WebmasterWorld Senior Member 10+ Year Member



Thanks Deadsea, useful to know.

Lucy, would this be preferable to blocking via robots.txt?

lucy24

8:02 pm on Mar 13, 2012 (gmt 0)

WebmasterWorld Senior Member 10+ Year Member Top Contributors Of The Month



Blocking and ignoring both work. But if you block something in robots.txt, g### doesn't know that it isn't important.

There was a post within the last few days that showed the exact syntax for blocking query strings in robots.txt.

realmaverick

8:14 pm on Mar 13, 2012 (gmt 0)

WebmasterWorld Senior Member 10+ Year Member



In robots.txt at present, I'm using Wildcards which captures the query at any part of the URL.

In GWT, if I block the parameter "app" for example, will that block all other parameters that contain "app"?

netmeg

8:17 pm on Mar 13, 2012 (gmt 0)

WebmasterWorld Senior Member 10+ Year Member Top Contributors Of The Month



I block tons of stuff. Tons and tons. If I added it up, I probly block more stuff than I allow (due to gunked up way many Ecommerce and CMS packages are structured) Hasn't hurt me, and I'd probly make the argument that it's helped.

realmaverick

8:26 pm on Mar 13, 2012 (gmt 0)

WebmasterWorld Senior Member 10+ Year Member



That's my feeling, is that this should help. I have link juice leaking all over the place and literally junk pages being crawled over and over and even being indexed.

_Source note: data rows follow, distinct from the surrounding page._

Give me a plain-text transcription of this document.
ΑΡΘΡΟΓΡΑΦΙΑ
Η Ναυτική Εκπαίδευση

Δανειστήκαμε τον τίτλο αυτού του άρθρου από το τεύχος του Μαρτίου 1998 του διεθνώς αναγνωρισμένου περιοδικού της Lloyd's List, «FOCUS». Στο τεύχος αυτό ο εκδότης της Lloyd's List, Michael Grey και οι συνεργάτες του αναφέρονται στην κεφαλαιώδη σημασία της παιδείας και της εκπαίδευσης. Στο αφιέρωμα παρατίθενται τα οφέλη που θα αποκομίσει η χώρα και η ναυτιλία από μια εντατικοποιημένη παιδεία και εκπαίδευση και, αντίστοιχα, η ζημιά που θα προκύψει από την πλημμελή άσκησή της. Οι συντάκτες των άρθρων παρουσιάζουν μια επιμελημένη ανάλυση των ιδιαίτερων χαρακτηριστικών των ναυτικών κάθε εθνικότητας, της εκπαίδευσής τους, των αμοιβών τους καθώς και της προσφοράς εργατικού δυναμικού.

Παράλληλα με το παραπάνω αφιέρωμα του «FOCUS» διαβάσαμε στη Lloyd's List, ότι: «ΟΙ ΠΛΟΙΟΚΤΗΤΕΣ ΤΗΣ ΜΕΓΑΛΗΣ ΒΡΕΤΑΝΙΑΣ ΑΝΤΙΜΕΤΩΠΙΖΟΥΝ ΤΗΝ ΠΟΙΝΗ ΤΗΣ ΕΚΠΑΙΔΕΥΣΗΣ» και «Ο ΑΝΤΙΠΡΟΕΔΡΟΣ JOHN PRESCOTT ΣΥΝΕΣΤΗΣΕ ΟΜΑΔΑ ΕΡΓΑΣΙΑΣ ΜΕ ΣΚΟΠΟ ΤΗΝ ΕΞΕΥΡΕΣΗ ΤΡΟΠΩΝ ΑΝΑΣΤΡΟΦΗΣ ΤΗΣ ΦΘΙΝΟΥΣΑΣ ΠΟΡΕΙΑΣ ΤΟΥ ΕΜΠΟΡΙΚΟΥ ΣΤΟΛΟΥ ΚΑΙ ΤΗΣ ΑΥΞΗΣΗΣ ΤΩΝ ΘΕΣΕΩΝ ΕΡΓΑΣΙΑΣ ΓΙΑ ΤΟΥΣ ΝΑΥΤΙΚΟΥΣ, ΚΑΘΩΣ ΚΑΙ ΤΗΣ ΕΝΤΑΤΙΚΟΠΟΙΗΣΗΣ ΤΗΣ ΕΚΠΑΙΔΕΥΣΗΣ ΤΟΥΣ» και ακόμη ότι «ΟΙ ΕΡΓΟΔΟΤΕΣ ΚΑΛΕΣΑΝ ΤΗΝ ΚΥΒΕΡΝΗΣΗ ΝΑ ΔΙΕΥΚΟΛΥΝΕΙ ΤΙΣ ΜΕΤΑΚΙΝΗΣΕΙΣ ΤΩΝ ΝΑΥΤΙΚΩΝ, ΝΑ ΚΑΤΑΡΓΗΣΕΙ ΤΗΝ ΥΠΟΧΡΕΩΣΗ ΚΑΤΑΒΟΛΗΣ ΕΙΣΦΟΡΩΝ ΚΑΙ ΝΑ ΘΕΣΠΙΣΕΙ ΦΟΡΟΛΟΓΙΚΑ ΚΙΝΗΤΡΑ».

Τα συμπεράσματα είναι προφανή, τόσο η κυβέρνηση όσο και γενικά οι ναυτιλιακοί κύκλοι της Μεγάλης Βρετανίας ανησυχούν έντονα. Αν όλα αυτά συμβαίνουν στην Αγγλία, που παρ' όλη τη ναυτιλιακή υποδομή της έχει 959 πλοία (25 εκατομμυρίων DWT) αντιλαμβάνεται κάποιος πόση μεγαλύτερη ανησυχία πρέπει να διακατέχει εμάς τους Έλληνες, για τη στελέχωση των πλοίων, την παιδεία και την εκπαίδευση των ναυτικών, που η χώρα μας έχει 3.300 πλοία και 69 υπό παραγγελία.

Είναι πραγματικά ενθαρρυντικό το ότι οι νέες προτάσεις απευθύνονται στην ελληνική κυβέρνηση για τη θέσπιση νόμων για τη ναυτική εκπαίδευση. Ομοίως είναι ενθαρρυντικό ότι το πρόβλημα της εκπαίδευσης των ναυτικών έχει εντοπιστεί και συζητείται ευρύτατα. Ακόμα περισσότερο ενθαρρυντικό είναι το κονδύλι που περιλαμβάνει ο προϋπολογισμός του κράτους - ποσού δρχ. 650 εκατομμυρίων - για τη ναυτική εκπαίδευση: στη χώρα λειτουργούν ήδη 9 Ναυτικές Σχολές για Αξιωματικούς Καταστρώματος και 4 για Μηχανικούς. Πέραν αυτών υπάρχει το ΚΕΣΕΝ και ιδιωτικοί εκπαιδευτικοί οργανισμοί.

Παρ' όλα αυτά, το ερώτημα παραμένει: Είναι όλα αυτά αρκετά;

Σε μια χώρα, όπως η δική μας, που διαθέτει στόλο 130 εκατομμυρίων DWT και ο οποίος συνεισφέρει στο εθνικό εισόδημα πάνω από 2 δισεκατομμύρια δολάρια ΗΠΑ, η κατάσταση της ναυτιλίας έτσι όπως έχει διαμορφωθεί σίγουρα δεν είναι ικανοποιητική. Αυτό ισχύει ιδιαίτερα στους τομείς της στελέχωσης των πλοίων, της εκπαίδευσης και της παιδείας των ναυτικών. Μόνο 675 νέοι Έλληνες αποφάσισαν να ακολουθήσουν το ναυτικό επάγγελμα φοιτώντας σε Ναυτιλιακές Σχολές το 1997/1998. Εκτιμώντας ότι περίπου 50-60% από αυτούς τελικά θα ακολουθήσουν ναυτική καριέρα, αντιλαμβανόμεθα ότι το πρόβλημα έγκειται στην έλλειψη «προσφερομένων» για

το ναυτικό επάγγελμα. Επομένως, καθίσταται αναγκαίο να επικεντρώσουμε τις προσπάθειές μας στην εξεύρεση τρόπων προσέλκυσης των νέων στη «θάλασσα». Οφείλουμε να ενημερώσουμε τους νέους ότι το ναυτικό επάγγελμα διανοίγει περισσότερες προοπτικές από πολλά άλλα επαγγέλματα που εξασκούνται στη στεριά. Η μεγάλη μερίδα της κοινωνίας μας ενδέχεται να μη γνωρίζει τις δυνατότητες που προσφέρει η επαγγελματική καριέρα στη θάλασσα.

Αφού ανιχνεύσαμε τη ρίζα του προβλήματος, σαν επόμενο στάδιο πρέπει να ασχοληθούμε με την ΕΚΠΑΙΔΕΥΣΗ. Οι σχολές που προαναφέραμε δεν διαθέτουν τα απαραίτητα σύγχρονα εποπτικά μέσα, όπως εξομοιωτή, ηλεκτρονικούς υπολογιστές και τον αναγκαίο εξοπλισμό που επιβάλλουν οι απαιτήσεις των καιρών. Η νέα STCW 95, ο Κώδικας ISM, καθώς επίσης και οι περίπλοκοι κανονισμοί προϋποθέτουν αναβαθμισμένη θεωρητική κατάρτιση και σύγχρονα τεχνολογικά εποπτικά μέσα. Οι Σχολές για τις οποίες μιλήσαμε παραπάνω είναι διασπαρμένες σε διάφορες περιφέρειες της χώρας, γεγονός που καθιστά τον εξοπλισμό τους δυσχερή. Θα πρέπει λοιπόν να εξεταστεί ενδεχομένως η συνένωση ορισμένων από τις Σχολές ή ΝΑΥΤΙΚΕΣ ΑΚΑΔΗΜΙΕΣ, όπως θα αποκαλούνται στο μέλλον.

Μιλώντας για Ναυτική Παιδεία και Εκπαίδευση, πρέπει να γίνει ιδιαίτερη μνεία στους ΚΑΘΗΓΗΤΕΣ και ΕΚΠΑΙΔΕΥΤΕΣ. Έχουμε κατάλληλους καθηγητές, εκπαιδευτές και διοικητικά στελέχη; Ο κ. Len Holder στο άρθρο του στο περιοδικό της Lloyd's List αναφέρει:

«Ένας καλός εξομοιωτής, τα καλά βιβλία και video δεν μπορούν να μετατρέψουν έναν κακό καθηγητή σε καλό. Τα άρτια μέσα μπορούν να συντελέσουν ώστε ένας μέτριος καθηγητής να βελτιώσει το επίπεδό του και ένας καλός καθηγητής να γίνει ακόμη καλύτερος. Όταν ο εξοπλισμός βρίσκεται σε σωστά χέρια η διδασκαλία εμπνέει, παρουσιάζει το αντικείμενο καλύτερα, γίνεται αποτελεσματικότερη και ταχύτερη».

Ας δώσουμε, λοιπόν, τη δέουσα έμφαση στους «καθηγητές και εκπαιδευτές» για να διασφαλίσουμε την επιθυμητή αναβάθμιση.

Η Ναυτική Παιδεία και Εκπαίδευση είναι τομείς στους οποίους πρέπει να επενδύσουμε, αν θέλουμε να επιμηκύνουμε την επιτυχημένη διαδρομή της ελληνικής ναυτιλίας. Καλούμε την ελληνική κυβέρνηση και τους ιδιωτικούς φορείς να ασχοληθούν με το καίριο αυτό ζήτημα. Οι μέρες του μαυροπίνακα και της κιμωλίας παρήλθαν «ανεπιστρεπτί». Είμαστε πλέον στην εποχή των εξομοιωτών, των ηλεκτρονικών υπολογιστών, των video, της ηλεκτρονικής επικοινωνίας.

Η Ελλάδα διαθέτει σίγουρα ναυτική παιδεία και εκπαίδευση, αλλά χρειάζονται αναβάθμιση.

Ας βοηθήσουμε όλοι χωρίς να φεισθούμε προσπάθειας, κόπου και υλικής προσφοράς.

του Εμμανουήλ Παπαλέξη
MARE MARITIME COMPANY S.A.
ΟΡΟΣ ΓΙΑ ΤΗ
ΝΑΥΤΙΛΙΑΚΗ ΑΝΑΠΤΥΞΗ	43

This should get my important content crawled much better, help keep link juice flowing to all the right places and get junk out of the index.

netmeg

8:58 pm on Mar 13, 2012 (gmt 0)

WebmasterWorld Senior Member 10+ Year Member Top Contributors Of The Month



I have always had the hunch, based on nothing whatsoever except that it's a hunch, that it gives off some kind of a quality signal to Google (and for that matter, maybe Bing too) if you are obviously keeping your less worthy stuff out of the index. Like maybe that someone is at least paying attention to the site, and working at it, as opposed to just tossing it out there all naked. I could be wrong. Probably am. It's just a hunch, but it's always worked for me.

deadsea

9:46 pm on Mar 13, 2012 (gmt 0)

WebmasterWorld Senior Member 10+ Year Member



Using robots.txt won't help conserve pagerank. Linking to something that is in robots.txt drops pagerank on the floor the same way that using nofollow does. I've tested it.

Using robots.txt will allow Googlebot to crawl your site more efficiently. That can lead to deeper indexing and fewer server resources to support Googlebot.

g1smd

9:47 pm on Mar 13, 2012 (gmt 0)

WebmasterWorld Senior Member 10+ Year Member Top Contributors Of The Month



Due to the way MediaWiki is completely SEO unfriendly, I'm blocking >10 000 URLs and allowing <100 URLs.

Doesn't seem to be causing any issues.

realmaverick

10:49 pm on Mar 13, 2012 (gmt 0)

WebmasterWorld Senior Member 10+ Year Member



Using robots.txt won't help conserve pagerank


No I realise that. It was a general statement about my overall optimisations.